A bipartisan group of House lawmakers gathered outside of the state Capitol Wednesday to announce a bill package to address gaps in Michigan’s new auto insurance law.
The 2019 no-fault law allows insurance companies to pay providers less than the cost of home care accident survivors need.
State Representative Julie Rogers (D-Kalamazoo) is among the package’s sponsors.
She said some interpretations of the law are causing insurance companies to not pay for needs like ramps.
“We need to continue to keep focused on assuring that patients get the care that they need. We’re seeing businesses going belly up because some of these new pieces of legislation that have been passed, and then their interpretations,” Rogers said.
Survivor groups have been pushing for months to make changes they say would fix the 2019 insurance law. So far, none of those bills have made it out of committee.
State Representative Doug Wozniak (R-Shelby Township) has sponsored multiple bills he describes as fixing singular items. He said meeting all stakeholders’ needs has delayed progress.
“If we have patients, we know that we’re going to help them, alright? The caregivers?
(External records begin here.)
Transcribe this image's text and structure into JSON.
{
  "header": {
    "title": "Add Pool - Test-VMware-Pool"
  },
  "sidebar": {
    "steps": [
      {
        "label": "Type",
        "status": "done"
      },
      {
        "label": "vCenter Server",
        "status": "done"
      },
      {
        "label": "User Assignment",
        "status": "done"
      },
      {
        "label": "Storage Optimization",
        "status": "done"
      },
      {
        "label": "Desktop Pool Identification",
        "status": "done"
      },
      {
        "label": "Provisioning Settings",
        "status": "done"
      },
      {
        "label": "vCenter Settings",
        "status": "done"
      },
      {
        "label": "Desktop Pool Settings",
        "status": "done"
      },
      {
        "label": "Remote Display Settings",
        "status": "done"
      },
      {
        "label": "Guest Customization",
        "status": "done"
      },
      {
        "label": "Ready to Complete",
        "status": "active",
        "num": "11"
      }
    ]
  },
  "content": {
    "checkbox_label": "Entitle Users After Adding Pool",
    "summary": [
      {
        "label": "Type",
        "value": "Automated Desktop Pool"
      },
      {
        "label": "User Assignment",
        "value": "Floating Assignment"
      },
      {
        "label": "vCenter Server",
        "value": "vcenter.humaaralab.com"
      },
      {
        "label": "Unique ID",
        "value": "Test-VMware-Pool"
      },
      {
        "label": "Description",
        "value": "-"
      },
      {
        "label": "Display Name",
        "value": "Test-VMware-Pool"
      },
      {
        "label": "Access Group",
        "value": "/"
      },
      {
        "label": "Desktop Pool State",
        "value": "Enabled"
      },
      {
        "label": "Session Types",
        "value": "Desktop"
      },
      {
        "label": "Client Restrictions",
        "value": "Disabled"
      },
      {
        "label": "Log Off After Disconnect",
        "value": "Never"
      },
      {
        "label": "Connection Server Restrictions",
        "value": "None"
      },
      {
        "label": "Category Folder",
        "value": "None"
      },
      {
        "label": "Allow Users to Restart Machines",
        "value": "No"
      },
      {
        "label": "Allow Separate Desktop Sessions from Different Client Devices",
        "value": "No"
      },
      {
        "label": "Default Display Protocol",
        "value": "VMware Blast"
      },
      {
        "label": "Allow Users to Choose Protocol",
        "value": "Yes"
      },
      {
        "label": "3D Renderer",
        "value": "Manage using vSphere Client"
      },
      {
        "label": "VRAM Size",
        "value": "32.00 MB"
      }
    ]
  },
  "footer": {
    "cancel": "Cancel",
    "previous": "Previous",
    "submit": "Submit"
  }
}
We’re trying to help them. So what’s that leave? Attorneys and insurance companies. Now can you think of a worse scenario or parties you have to deal with in developing some type of idea of what you’re going to do going forward?” Wozniak said.
Still, he said he’s feeling optimistic this package can receive hearings and testimony in committee.
“We can take care of this. We had no-fault for over 43 years. It worked until we finally figured out we need to control all those costs. Well, we need to do that for the post-acute too and that’s where we’ve got to go,” Wozniak said.
In all, Wednesday’s announcement includes four bills.